Chiste repetido sale podrido se decía en mi barrio cuando uno volvía una y otra vez sobre algo supuestamente gracioso. José Antonio Kast fue gracioso y esa fue su suerte: el defensor de la dictadura de Pinochet comenzó como un chiste de los sectores progresistas que buscaban en alguien como él un recordatorio a la sociedad chilena de que el monstruo de los fusiles y desaparecidos sigue vivo, tan solo está escondido.
Después de la caída de Iván Moreira -delincuente confeso e indultado por la justicia- por estafar a todos los chilenos defraudando al fisco, alguien tenía que rellenar ese espacio caricaturesco del momio que a estas alturas aun grita Viva Chile Pinochet en un Ce-hache-i.
En la primera década de este siglo, la derecha trató de esconder a este tipo de personajes y su aparición en la prensa se vio limitada al rol de payaso de la izquierda. Personajes como Moreira, Kast o Juan González de la Fundación Pinochet aparecieron con más frecuencia en medios como The Clinic que El Mercurio.
Para los diarios de izquierda -especialmente para The Clinic por su tono satírico- cada aparición de uno de estos derechistas deslenguados era el abono necesario y útil que demostraba que algún loquito quedaba en pie, que la dictadura no estaba muerta y que con ese simple testimonio bastaría para recordarle al Chile concertacionista que el espíritu de los valientes soldados seguía vivo y había que insistir en el absurdo.
Pero el chiste se repitió hasta el punto de perder su gracia. El “loco” de Kast comenzó a validarse y sus ideas dejaron de sonar graciosas cuando el eco lo llevó a presentar su candidatura presidencial acompañado de figuras tan desfasadas como el pastor Soto.
Kast no es ningún tonto. Ha aceptado esa caricatura consciente de que un payaso que sale en televisión es más conocido que un político serio sin pantalla. Con la premisa de “enfrentar” a la izquierda con sus ideas, logró que algunos pinochetistas salieran de Narnia y perdieran la vergüenza de venerar la dictadura militar.
Kast sabe que su figura no aguanta grises. Por eso, buscando la reacción, ha traspasado las fronteras simbólicas del buen gusto. Apareció en el Estadio Nacional donde se torturó y asesinó a chilenos, fingiendo sorpresa ante la molestia entre los familiares de las víctimas de la dictadura que él no tiene reparos en defender.

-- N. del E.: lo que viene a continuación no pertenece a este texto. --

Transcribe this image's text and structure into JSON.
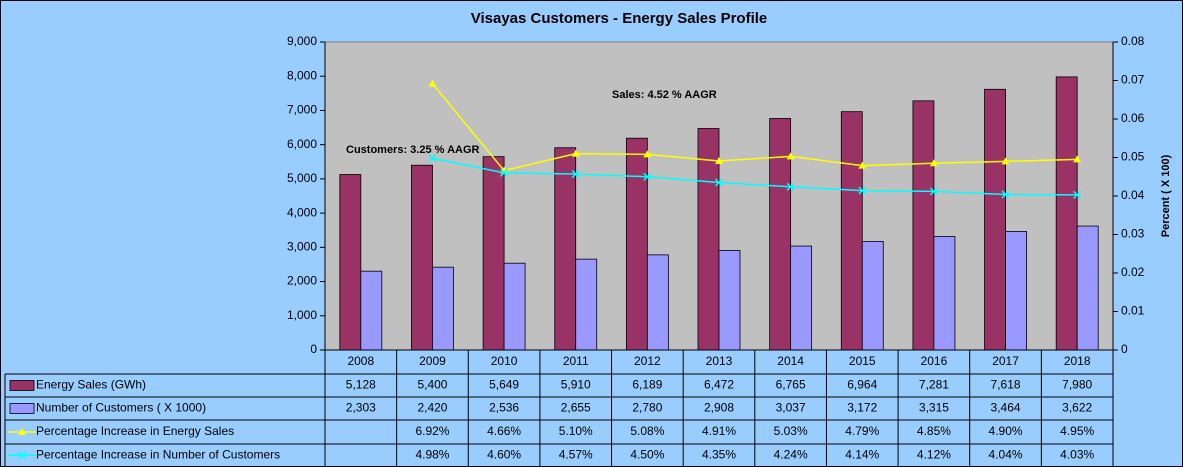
{
  "chart_data": {
    "type": "bar",
    "title": "Visayas Customers - Energy Sales Profile",
    "y2_label": "Percent ( X 100)",
    "annotations": [
      "Sales: 4.52 % AAGR",
      "Customers: 3.25 % AAGR"
    ],
    "categories": [
      "2008",
      "2009",
      "2010",
      "2011",
      "2012",
      "2013",
      "2014",
      "2015",
      "2016",
      "2017",
      "2018"
    ],
    "series": [
      {
        "name": "Energy Sales (GWh)",
        "type": "bar",
        "color": "#993366",
        "values": [
          5128,
          5400,
          5649,
          5910,
          6189,
          6472,
          6765,
          6964,
          7281,
          7618,
          7980
        ],
        "value_labels": [
          "5,128",
          "5,400",
          "5,649",
          "5,910",
          "6,189",
          "6,472",
          "6,765",
          "6,964",
          "7,281",
          "7,618",
          "7,980"
        ]
      },
      {
        "name": "Number of Customers ( X 1000)",
        "type": "bar",
        "color": "#9999ff",
        "values": [
          2303,
          2420,
          2536,
          2655,
          2780,
          2908,
          3037,
          3172,
          3315,
          3464,
          3622
        ],
        "value_labels": [
          "2,303",
          "2,420",
          "2,536",
          "2,655",
          "2,780",
          "2,908",
          "3,037",
          "3,172",
          "3,315",
          "3,464",
          "3,622"
        ]
      },
      {
        "name": "Percentage Increase in Energy Sales",
        "type": "line",
        "axis": "y2",
        "color": "#ffff00",
        "marker": "triangle",
        "values": [
          null,
          0.0692,
          0.0466,
          0.051,
          0.0508,
          0.0491,
          0.0503,
          0.0479,
          0.0485,
          0.049,
          0.0495
        ],
        "value_labels": [
          null,
          "6.92%",
          "4.66%",
          "5.10%",
          "5.08%",
          "4.91%",
          "5.03%",
          "4.79%",
          "4.85%",
          "4.90%",
          "4.95%"
        ]
      },
      {
        "name": "Percentage Increase in Number of Customers",
        "type": "line",
        "axis": "y2",
        "color": "#00ffff",
        "marker": "x",
        "values": [
          null,
          0.0498,
          0.046,
          0.0457,
          0.045,
          0.0435,
          0.0424,
          0.0414,
          0.0412,
          0.0404,
          0.0403
        ],
        "value_labels": [
          null,
          "4.98%",
          "4.60%",
          "4.57%",
          "4.50%",
          "4.35%",
          "4.24%",
          "4.14%",
          "4.12%",
          "4.04%",
          "4.03%"
        ]
      }
    ],
    "ylim": [
      0,
      9000
    ],
    "yticks": [
      0,
      {
        "value": 1000,
        "label": "1,000"
      },
      {
        "value": 2000,
        "label": "2,000"
      },
      {
        "value": 3000,
        "label": "3,000"
      },
      {
        "value": 4000,
        "label": "4,000"
      },
      {
        "value": 5000,
        "label": "5,000"
      },
      {
        "value": 6000,
        "label": "6,000"
      },
      {
        "value": 7000,
        "label": "7,000"
      },
      {
        "value": 8000,
        "label": "8,000"
      },
      {
        "value": 9000,
        "label": "9,000"
      }
    ],
    "y2lim": [
      0,
      0.08
    ],
    "y2ticks": [
      0,
      0.01,
      0.02,
      0.03,
      0.04,
      0.05,
      0.06,
      0.07,
      0.08
    ],
    "plot_background": "#c0c0c0"
  }
}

Tras la golpiza que recibió en la universidad Arturo Prat, Kast escribió una columna para The Clinic. En su texto, zorró y zorrón, sabe bien cómo apelar a la emocionalidad de los suyos. Repite una y otra vez que “la izquierda nos odia”, un plural mañoso que busca transmitir el abrazo del grupo, igualando a un neoliberal con un progresista de derecha con un neonazi: todo lo que no es izquierda es odiado por la izquierda, quiere decir él, desde la victimización.
Y es que una de las herramientas que mejor maneja Kast es la posverdad. Según él, este “odio” es una costumbre de la izquierda que “mediante la búsqueda permanente de imposición totalitaria ha hecho del amedrentamiento y de la persecución de ideas, una forma de vida y una táctica política para imponer el odio por sobre la capacidad de diálogo y entendimiento”. Imposición totalitaria, dice, sin arrugarse.
Por eso no extrañó a nadie que anunciara una querella por la ley Samudio cuando se opuso a ella durante su pobre gestión como parlamentario. Entre 2014 y 2018 se ausentó en 82 ocasiones y en 61 de estas no presentó ningún antecedente. ¿Es ese el comportamiento de un “patriota”?
Él sigue en lo suyo: crear una realidad paralela como lo hizo Donald Trump, otro mal chiste que terminó peor. En su texto asegura que está en contra del establishment pues para él Chile vive bajo los parámetros de la izquierda. Y no cualquiera: “la izquierda antidemocrática”. Izquierda antidemocrática, dice, sin arrugarse.
Afuera de su rol de bufón de la izquierda, Kast se ha convertido en el principal impulsor de la reforma conservadora, haciendo ver a la derecha empresarial de Piñera como una agrupación de centro. Por eso no estorba para el gobierno. Su megáfono radical lo hace útil: en la medida en que haya alguien más radical, Piñera podrá aparecer como un estadista moderado.
El bufón salió de los circos del progresismo para instalarse en el debate. Será responsabilidad de los chilenos de a pie decidir a qué circo entran. Antes que golpearlo o quemar muñecos con su figura, deben recordar que un payaso sin público pierde la pega.